= Maurus Gandershofer =

German librarian and historian

Georg Maurus Gandershofer (22 January 1780 in Pentling – 28 August 1843 in Regensburg) was a German librarian and historian.

He trained in theology at the abbey in Metten, and from 1803 to 1809 was a teacher and school inspector in Straubing. In 1809/10 he studied philosophy in Landshut, where from 1810 to 1814 he served as curator at the university library. From 1814 onward, he worked in the royal court library at Munich, and in 1828, by way of a recommendation from Lorenz von Westenrieder, he became an employee of the Bavarian Academy of Sciences. In 1832 he relocated as a librarian and archivist to Regensburg.

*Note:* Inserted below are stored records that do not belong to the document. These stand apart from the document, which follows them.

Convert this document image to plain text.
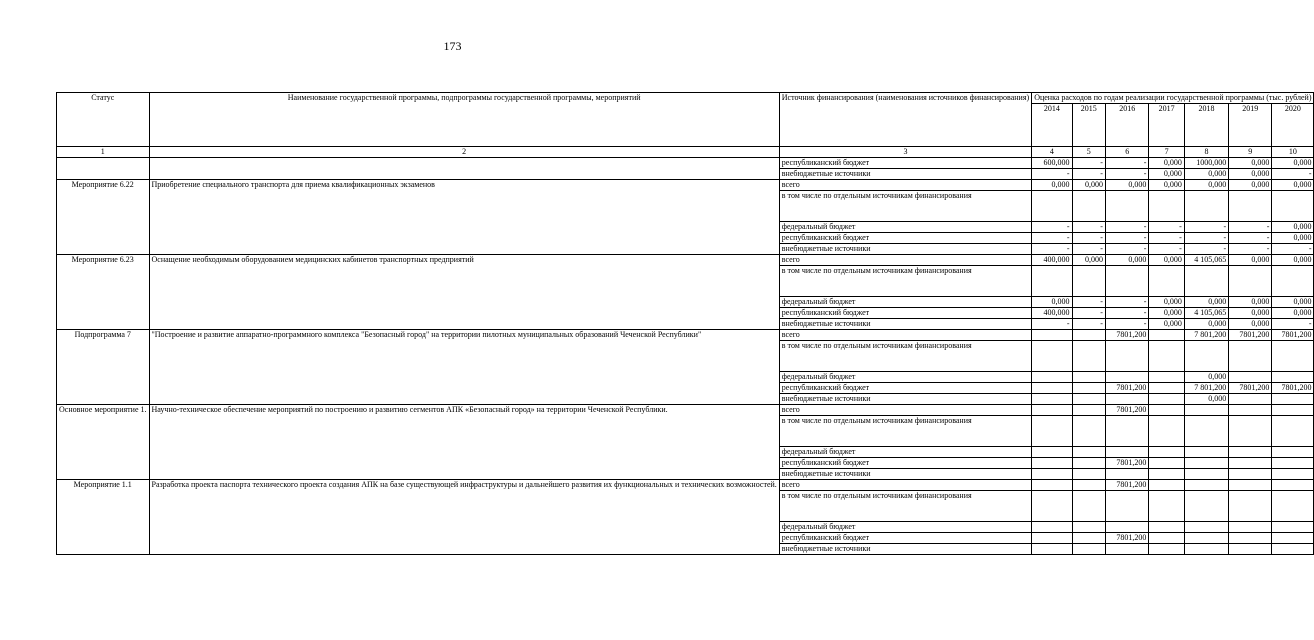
173
Статус	Наименование государственной программы, подпрограммы государственной программы, мероприятий	Источник финансирования (наименования источников финансирования)	Оценка расходов по годам реализации государственной программы (тыс. рублей)						
			2014	2015	2016	2017	2018	2019	2020
1	2	3	4	5	6	7	8	9	10
		республиканский бюджет	600,000	-	-	0,000	1000,000	0,000	0,000
		внебюджетные источники	-	-	-	0,000	0,000	0,000	-
Мероприятие 6.22	Приобретение специального транспорта для приема квалификационных экзаменов	всего	0,000	0,000	0,000	0,000	0,000	0,000	0,000
		в том числе по отдельным источникам финансирования							
		федеральный бюджет	-	-	-	-	-	-	0,000
		республиканский бюджет	-	-	-	-	-	-	0,000
		внебюджетные источники	-	-	-	-	-	-	-
Мероприятие 6.23	Оснащение необходимым оборудованием медицинских кабинетов транспортных предприятий	всего	400,000	0,000	0,000	0,000	4 105,065	0,000	0,000
		в том числе по отдельным источникам финансирования							
		федеральный бюджет	0,000	-	-	0,000	0,000	0,000	0,000
		республиканский бюджет	400,000	-	-	0,000	4 105,065	0,000	0,000
		внебюджетные источники	-	-	-	0,000	0,000	0,000	-
Подпрограмма 7	"Построение и развитие аппаратно-программного комплекса "Безопасный город" на территории пилотных муниципальных образований Чеченской Республики"	всего			7801,200		7 801,200	7801,200	7801,200
		в том числе по отдельным источникам финансирования							
		федеральный бюджет					0,000		
		республиканский бюджет			7801,200		7 801,200	7801,200	7801,200
		внебюджетные источники					0,000		
Основное мероприятие 1.	Научно-техническое обеспечение мероприятий по построению и развитию сегментов АПК «Безопасный город» на территории Чеченской Республики.	всего			7801,200				
		в том числе по отдельным источникам финансирования							
		федеральный бюджет							
		республиканский бюджет			7801,200				
		внебюджетные источники							
Мероприятие 1.1	Разработка проекта паспорта технического проекта создания АПК на базе существующей инфраструктуры и дальнейшего развития их функциональных и технических возможностей.	всего			7801,200				
		в том числе по отдельным источникам финансирования							
		федеральный бюджет							
		республиканский бюджет			7801,200				
		внебюджетные источники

He also served as librarian of the Historischen Vereins für den Regenkreis (Historical Association for the Regenkreis).

== Selected works ==
- Denkwürdigkeiten der Domkirche zu Freysing, 1824, Memoirs of the cathedral at Freising.

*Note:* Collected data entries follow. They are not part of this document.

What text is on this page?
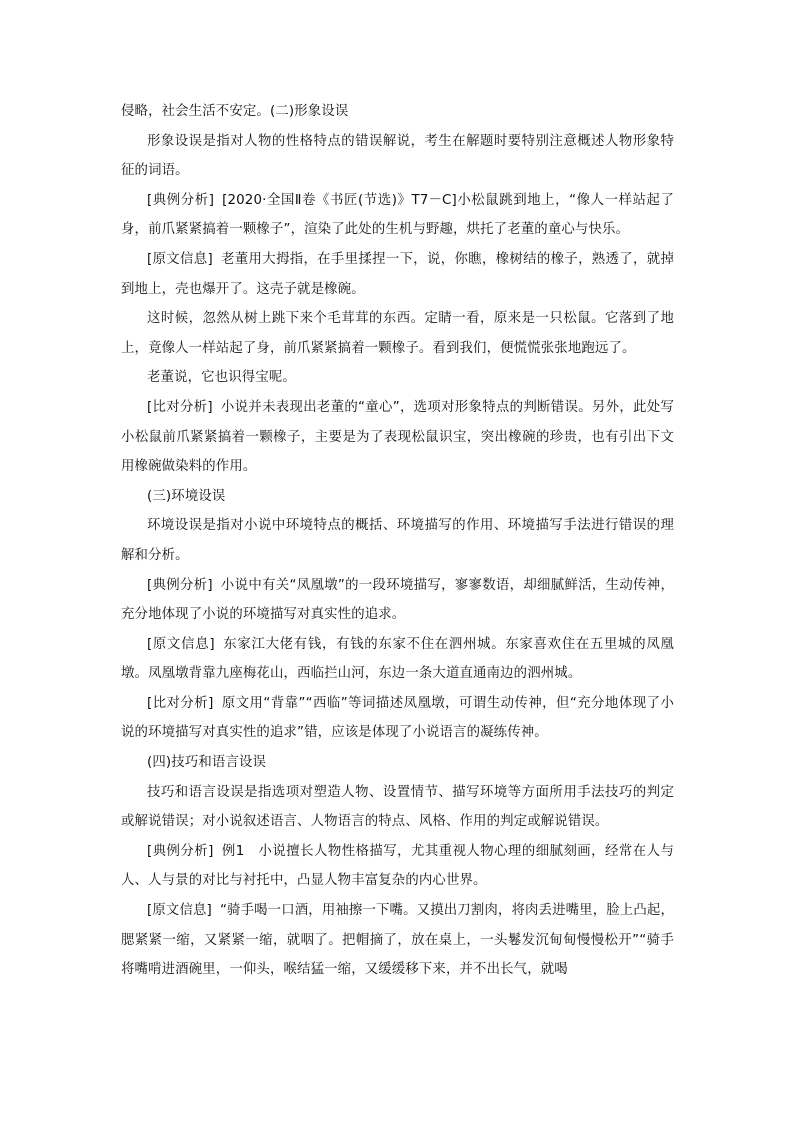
侵略，社会生活不安定。(二)形象设误

形象设误是指对人物的性格特点的错误解说，考生在解题时要特别注意概述人物形象特征的词语。

[典例分析] [2020·全国Ⅱ卷《书匠(节选)》T7－C]小松鼠跳到地上，“像人一样站起了身，前爪紧紧搞着一颗橡子”，渲染了此处的生机与野趣，烘托了老董的童心与快乐。

[原文信息] 老董用大拇指，在手里揉捏一下，说，你瞧，橡树结的橡子，熟透了，就掉到地上，壳也爆开了。这壳子就是橡碗。

这时候，忽然从树上跳下来个毛茸茸的东西。定睛一看，原来是一只松鼠。它落到了地上，竟像人一样站起了身，前爪紧紧搞着一颗橡子。看到我们，便慌慌张张地跑远了。

老董说，它也识得宝呢。

[比对分析] 小说并未表现出老董的“童心”，选项对形象特点的判断错误。另外，此处写小松鼠前爪紧紧搞着一颗橡子，主要是为了表现松鼠识宝，突出橡碗的珍贵，也有引出下文用橡碗做染料的作用。

(三)环境设误

环境设误是指对小说中环境特点的概括、环境描写的作用、环境描写手法进行错误的理解和分析。

[典例分析] 小说中有关“凤凰墩”的一段环境描写，寥寥数语，却细腻鲜活，生动传神，充分地体现了小说的环境描写对真实性的追求。

[原文信息] 东家江大佬有钱，有钱的东家不住在泗州城。东家喜欢住在五里城的凤凰墩。凤凰墩背靠九座梅花山，西临拦山河，东边一条大道直通南边的泗州城。

[比对分析] 原文用“背靠”“西临”等词描述凤凰墩，可谓生动传神，但“充分地体现了小说的环境描写对真实性的追求”错，应该是体现了小说语言的凝练传神。

(四)技巧和语言设误

技巧和语言设误是指选项对塑造人物、设置情节、描写环境等方面所用手法技巧的判定或解说错误；对小说叙述语言、人物语言的特点、风格、作用的判定或解说错误。

[典例分析] 例1　小说擅长人物性格描写，尤其重视人物心理的细腻刻画，经常在人与人、人与景的对比与衬托中，凸显人物丰富复杂的内心世界。

[原文信息] “骑手喝一口酒，用袖擦一下嘴。又摸出刀割肉，将肉丢进嘴里，脸上凸起，腮紧紧一缩，又紧紧一缩，就咽了。把帽摘了，放在桌上，一头鬈发沉甸甸慢慢松开”“骑手将嘴啃进酒碗里，一仰头，喉结猛一缩，又缓缓移下来，并不出长气，就喝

- Lexikon baierischer Gelehrten und Schriftsteller bis zum Ende des siebenzehnten Jahrhunderts, (with Anton Maria Kobolt, 1825), Lexicon of Bavarian scholars and writers until the end of the seventeenth century.

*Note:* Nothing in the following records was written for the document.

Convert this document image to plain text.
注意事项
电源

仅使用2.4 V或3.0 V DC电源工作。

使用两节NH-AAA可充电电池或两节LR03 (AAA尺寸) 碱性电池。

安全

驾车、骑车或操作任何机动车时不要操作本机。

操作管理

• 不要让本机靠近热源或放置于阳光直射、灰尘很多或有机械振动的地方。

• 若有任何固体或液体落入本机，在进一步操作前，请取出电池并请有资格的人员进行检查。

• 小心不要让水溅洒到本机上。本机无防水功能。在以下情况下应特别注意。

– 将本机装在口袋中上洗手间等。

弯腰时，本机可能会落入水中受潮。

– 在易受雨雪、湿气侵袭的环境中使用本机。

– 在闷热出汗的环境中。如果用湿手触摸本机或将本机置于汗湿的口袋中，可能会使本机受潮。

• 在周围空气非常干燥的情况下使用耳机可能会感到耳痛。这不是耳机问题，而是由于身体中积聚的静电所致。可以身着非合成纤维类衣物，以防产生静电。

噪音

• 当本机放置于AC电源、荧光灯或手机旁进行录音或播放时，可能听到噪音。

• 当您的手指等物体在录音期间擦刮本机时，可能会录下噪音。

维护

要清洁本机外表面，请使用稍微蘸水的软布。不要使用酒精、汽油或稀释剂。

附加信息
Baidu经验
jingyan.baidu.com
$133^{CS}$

- Kurze chronologische Geschichte der Stadt Moosburg in Bayern, 1827, short chronological history of the town of Moosburg in Bavaria.
- Erinnerungen an Lorenz von Westenrieder, 1830, Memories of Lorenz von Westenrieder.
- Chronik des Marktes und Badeortes Abach nächst Regensburg, 1835 - Chronicle of the market and resort town of Abach, near Regensburg.